By Deacon Corey Close
This Christmas and New Year’s I had the tremendous privilege to go on a pilgrimage to the Holy Land with a group of 32 fellow seminarians and three priests. It was an experience I will not soon forget.
We arrived in Tel Aviv from Rome and immediately departed for the Sea of Galilee, about a two-hour drive by bus. In Galilee we saw the Mount of Beatitudes, the site of the multiplication of the loaves and fishes, the shores where Jesus called his disciples, and the area where Jesus appeared to the disciples after his resurrection and ate with them, among other places described in Scripture.
We also took a day trip to Mount Tabor, the place of the Transfiguration, and went to Nazareth, where the Annunciation occurred and Jesus was raised. While these day trips were amazing, we stayed most of our first week in Galilee, where Jesus spent much of his time of ministry. While many tourist groups hit the highlights and leave, we were allowed the privilege to stay and to rest awhile in these sacred places. Galilee felt like home; it felt like I belonged there. Even more, it felt like I was really there as Jesus spoke and did his work.

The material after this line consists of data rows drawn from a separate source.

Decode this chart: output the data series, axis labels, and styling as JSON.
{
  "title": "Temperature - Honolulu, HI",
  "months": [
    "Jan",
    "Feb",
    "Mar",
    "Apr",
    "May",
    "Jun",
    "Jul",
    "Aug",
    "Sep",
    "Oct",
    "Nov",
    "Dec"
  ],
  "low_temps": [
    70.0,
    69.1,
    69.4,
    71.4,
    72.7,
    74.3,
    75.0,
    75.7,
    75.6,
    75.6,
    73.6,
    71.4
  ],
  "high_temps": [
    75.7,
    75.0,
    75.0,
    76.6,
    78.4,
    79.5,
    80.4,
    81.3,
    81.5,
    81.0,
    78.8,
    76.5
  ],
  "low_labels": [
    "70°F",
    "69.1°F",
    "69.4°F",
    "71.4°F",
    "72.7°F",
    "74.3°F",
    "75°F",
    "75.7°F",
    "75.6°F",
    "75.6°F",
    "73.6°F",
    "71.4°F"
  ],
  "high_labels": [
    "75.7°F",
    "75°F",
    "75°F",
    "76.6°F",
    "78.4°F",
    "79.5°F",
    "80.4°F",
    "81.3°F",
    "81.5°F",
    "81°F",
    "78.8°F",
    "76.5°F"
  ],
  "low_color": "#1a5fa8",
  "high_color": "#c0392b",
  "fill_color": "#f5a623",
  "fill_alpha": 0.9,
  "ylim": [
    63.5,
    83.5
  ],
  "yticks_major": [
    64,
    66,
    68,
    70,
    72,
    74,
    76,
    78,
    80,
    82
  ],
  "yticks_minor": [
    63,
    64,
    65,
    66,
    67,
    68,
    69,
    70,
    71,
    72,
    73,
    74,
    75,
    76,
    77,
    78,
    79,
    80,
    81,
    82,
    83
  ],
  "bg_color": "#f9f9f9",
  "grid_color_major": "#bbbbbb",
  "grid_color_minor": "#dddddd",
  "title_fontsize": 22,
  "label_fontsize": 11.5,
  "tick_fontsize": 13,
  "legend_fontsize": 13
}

It seemed almost like the modern world was a vision, being replaced with the reality of being there with Jesus.
After the week in Galilee, we made our way to Jerusalem, the sacred city. On the way, we visited the site at the Jordan where John baptized. Finally, our journey passed through a tunnel in the mountains. Before us lay the city, the place where Christ suffered, died and rose. We spent a week here, with a trip to Bethlehem on the final day. We saw the Upper Room, the place of Christ’s agony and the Holy Sepulchre, which contains Calvary and Jesus’ tomb.

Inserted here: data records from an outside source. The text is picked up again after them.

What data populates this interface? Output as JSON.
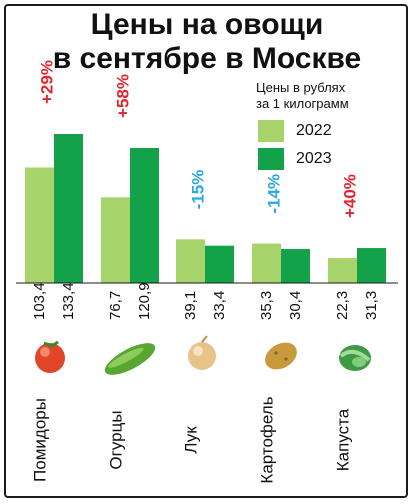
{
  "title_line1": "Цены на овощи",
  "title_line2": "в сентябре в Москве",
  "unit_line1": "Цены в рублях",
  "unit_line2": "за 1 килограмм",
  "colors": {
    "y2022": "#a6d36a",
    "y2023": "#13a14a",
    "up": "#e3262e",
    "down": "#27a9df"
  },
  "chart_data": {
    "type": "bar",
    "categories": [
      "Помидоры",
      "Огурцы",
      "Лук",
      "Картофель",
      "Капуста"
    ],
    "series": [
      {
        "name": "2022",
        "values": [
          103.4,
          76.7,
          39.1,
          35.3,
          22.3
        ]
      },
      {
        "name": "2023",
        "values": [
          133.4,
          120.9,
          33.4,
          30.4,
          31.3
        ]
      }
    ],
    "value_labels": {
      "2022": [
        "103,4",
        "76,7",
        "39,1",
        "35,3",
        "22,3"
      ],
      "2023": [
        "133,4",
        "120,9",
        "33,4",
        "30,4",
        "31,3"
      ]
    },
    "changes": [
      "+29%",
      "+58%",
      "-15%",
      "-14%",
      "+40%"
    ],
    "change_directions": [
      "up",
      "up",
      "down",
      "down",
      "up"
    ],
    "legend_position": "top-right",
    "icons": [
      "tomato-icon",
      "cucumber-icon",
      "onion-icon",
      "potato-icon",
      "cabbage-icon"
    ]
  }
}
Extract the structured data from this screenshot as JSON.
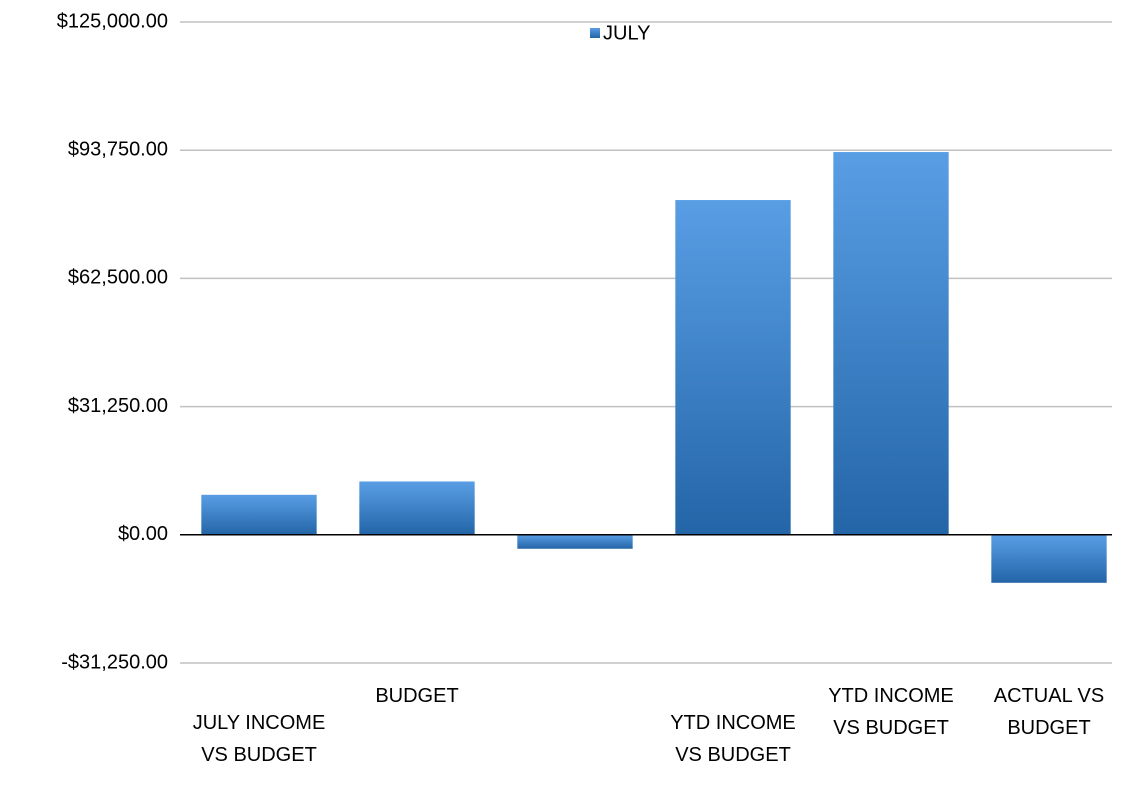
{
  "chart_data": {
    "type": "bar",
    "categories": [
      "JULY INCOME VS BUDGET",
      "BUDGET",
      null,
      "YTD INCOME VS BUDGET",
      "YTD INCOME VS BUDGET",
      "ACTUAL VS BUDGET"
    ],
    "series": [
      {
        "name": "JULY",
        "color": "#2f86de",
        "values": [
          9750,
          13000,
          -3400,
          81600,
          93300,
          -11700
        ]
      }
    ],
    "ylim": [
      -31250,
      125000
    ],
    "yticks": [
      {
        "value": -31250,
        "label": "-$31,250.00"
      },
      {
        "value": 0,
        "label": "$0.00"
      },
      {
        "value": 31250,
        "label": "$31,250.00"
      },
      {
        "value": 62500,
        "label": "$62,500.00"
      },
      {
        "value": 93750,
        "label": "$93,750.00"
      },
      {
        "value": 125000,
        "label": "$125,000.00"
      }
    ],
    "grid": true,
    "legend": "top"
  }
}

Jerusalem contained an awesome power like Galilee, but also unlike it. While Galilee awakened in me the “good times” of following the Lord, when it is easy, Jerusalem brought to my mind the hard times, when Christ’s disciples fled, he was scourged, rejected, condemned and died. It is the city of his “Hour” and, for me, made very clear what we may face when we follow him, but more importantly, what he faced in saving us. I have always been tempted to keep the reality of the passion of our Lord far from my mind, but when you stand at that very spot where he actually sweat blood, where he actually carried his cross, where he actually died — it is impossible.

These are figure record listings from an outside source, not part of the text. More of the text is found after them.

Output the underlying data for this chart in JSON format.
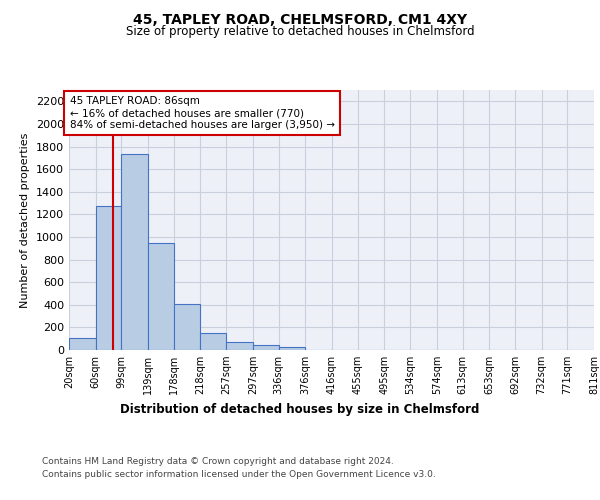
{
  "title1": "45, TAPLEY ROAD, CHELMSFORD, CM1 4XY",
  "title2": "Size of property relative to detached houses in Chelmsford",
  "xlabel": "Distribution of detached houses by size in Chelmsford",
  "ylabel": "Number of detached properties",
  "bar_values": [
    110,
    1270,
    1730,
    950,
    410,
    150,
    75,
    40,
    25,
    0,
    0,
    0,
    0,
    0,
    0,
    0,
    0,
    0,
    0,
    0
  ],
  "bin_edges": [
    20,
    60,
    99,
    139,
    178,
    218,
    257,
    297,
    336,
    376,
    416,
    455,
    495,
    534,
    574,
    613,
    653,
    692,
    732,
    771,
    811
  ],
  "tick_labels": [
    "20sqm",
    "60sqm",
    "99sqm",
    "139sqm",
    "178sqm",
    "218sqm",
    "257sqm",
    "297sqm",
    "336sqm",
    "376sqm",
    "416sqm",
    "455sqm",
    "495sqm",
    "534sqm",
    "574sqm",
    "613sqm",
    "653sqm",
    "692sqm",
    "732sqm",
    "771sqm",
    "811sqm"
  ],
  "bar_color": "#b8cce4",
  "bar_edgecolor": "#4472c4",
  "bar_linewidth": 0.8,
  "vline_x": 86,
  "vline_color": "#cc0000",
  "annotation_text": "45 TAPLEY ROAD: 86sqm\n← 16% of detached houses are smaller (770)\n84% of semi-detached houses are larger (3,950) →",
  "annotation_box_color": "#cc0000",
  "ylim": [
    0,
    2300
  ],
  "yticks": [
    0,
    200,
    400,
    600,
    800,
    1000,
    1200,
    1400,
    1600,
    1800,
    2000,
    2200
  ],
  "grid_color": "#c8d0dc",
  "bg_color": "#eef0f8",
  "footer1": "Contains HM Land Registry data © Crown copyright and database right 2024.",
  "footer2": "Contains public sector information licensed under the Open Government Licence v3.0."
}
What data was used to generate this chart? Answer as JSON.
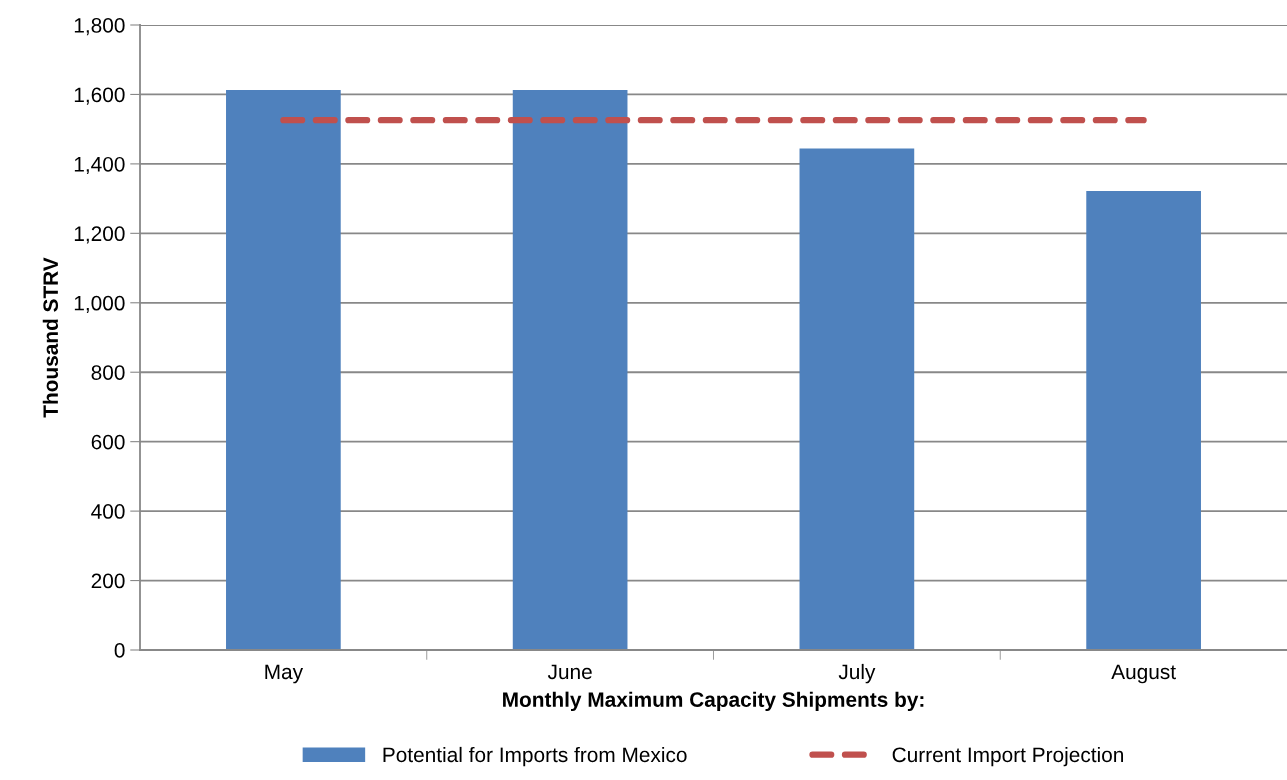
{
  "chart_data": {
    "type": "bar",
    "xlabel": "Monthly Maximum Capacity Shipments by:",
    "ylabel": "Thousand STRV",
    "categories": [
      "May",
      "June",
      "July",
      "August"
    ],
    "series": [
      {
        "name": "Potential for Imports from Mexico",
        "color": "#4f81bd",
        "values": [
          1613,
          1613,
          1444,
          1322
        ]
      },
      {
        "name": "Current Import Projection",
        "type": "line",
        "line_style": "dashed",
        "color": "#c0504d",
        "values": [
          1526,
          1526,
          1526,
          1526
        ]
      }
    ],
    "ylim": [
      0,
      1800
    ],
    "yticks": [
      {
        "value": 0,
        "label": "0"
      },
      {
        "value": 200,
        "label": "200"
      },
      {
        "value": 400,
        "label": "400"
      },
      {
        "value": 600,
        "label": "600"
      },
      {
        "value": 800,
        "label": "800"
      },
      {
        "value": 1000,
        "label": "1,000"
      },
      {
        "value": 1200,
        "label": "1,200"
      },
      {
        "value": 1400,
        "label": "1,400"
      },
      {
        "value": 1600,
        "label": "1,600"
      },
      {
        "value": 1800,
        "label": "1,800"
      }
    ],
    "grid": "y",
    "legend": "bottom"
  }
}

Even the stones of these places seemed to shout out God’s unbounded love for his people. Truly these were blessings uncountable, but God is not sparing in his generousity. On our final day in Galilee I went in the afternoon to the Mount of Beatitudes to pray. On the way I passed a woman, about 30, who said “hi” to me, so I said “hi” back. I climbed a little of the hill, then looked back to the Sea, and saw the same woman, who had turned around and was walking up the hill from a separate direction. Something in me said that I needed to talk to her, so I waited. Nearby was a small cave that Jesus is said to have prayed in; it was there we met up and she asked me about the significance of the cave. I told her and soon discovered that Cate, a Canadian, although a pilgrim, knew almost nothing of what she was seeing or of the faith. I invited her up the trail to see the Mount of Beatitudes, and there, spontaneously, we both sat down on the rocks there. For over an hour, with the sun slowly setting behind the Galilean hills, I expounded on the faith, from Moses to Jesus. There, in the place where Jesus taught the people who were like sheep without a shepherd, I was graced to teach this woman, too. As darkness was falling, we left the Mount and walked on the road for awhile. I asked if I could bless her and her newly acquired Bible, which she was voraciously beginning to read. She readily assented and then we departed. I know in my heart that she is on the road and will one day find our Lord, but, if you have time, please say a prayer for Cate, and for all who seek our Lord with an open heart. God bless!
(Deacon Corey Close is a fourth-year seminarian studying for the Diocese of Davenport at the North American College in Rome.)